La Confédération paysanne aurait souhaité que le ministère de l’Agriculture tranche d’emblée en faveur des éleveurs et classe les « territoires entiers d’élevage » comme les Corbières, le Var, le Sud Cévennes, les Landes et les Deux-Sèvres comme des zones défavorisées, dès la première mouture.

« Le ministère aurait simplement pu faire le choix de critères adaptés à l’élevage et à la réalité des territoires. À l’heure où beaucoup envisagent des cessations d’activité et d’autres renoncent à s’installer, cette nouvelle incertitude va peser lourd dans l’avenir de l’élevage et sa répartition du territoire », indique le syndicat dans un communiqué daté du 23 septembre 2016.

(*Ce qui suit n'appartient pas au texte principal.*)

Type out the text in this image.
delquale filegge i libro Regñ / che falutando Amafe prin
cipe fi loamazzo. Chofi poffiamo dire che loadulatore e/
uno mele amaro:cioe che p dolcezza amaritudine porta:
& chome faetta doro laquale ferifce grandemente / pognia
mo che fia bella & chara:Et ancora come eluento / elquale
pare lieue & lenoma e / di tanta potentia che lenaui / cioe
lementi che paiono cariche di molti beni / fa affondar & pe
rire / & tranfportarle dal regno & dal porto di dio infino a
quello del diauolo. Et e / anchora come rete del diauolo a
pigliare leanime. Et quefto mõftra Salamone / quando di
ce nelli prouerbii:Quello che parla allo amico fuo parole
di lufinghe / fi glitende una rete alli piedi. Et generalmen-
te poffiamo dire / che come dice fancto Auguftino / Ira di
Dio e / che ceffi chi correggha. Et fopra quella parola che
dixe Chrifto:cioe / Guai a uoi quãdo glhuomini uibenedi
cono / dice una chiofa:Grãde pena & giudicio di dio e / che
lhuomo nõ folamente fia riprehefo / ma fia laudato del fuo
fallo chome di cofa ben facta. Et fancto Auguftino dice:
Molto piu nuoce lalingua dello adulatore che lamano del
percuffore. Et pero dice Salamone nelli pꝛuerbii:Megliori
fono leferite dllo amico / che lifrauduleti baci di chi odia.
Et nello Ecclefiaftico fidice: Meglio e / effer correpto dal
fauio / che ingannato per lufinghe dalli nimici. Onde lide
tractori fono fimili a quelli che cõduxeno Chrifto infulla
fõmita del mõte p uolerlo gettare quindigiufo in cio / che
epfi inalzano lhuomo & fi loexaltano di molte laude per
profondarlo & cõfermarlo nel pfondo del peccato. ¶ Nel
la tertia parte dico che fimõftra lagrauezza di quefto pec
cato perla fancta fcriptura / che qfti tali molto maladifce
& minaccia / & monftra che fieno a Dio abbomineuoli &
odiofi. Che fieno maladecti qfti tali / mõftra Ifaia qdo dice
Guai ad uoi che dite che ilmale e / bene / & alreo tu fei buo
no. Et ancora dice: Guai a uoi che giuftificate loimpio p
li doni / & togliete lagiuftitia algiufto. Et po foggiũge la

« Des économies sur le dos des éleveurs »

Pour la Coordination rurale aussi le nouveau zonage pose question. Pourquoi certains départements ont-ils été classés (Île-de-France, vignoble charentais…) ou déclassés (Deux-Sèvres, Orne, Indre-et-Loire…). Elle regrette notamment le « lourd tribut » payé par le Sud-Ouest (Gironde, Landes, Tarn-et-Garonne…).

Le syndicat reproche au nouveau zonage d’être établi sur des critères économiques « orientés sur l’élevage herbager extensif alors que l’élevage est, dans son ensemble, frappé par une crise économique sans fin ». Les 2 600 communes entrantes sont très loin de compenser les 5 000 sortantes du zonage, soit au total 106 millions d’euros d’ICHN perdus pour les éleveurs, dénombre le syndicat.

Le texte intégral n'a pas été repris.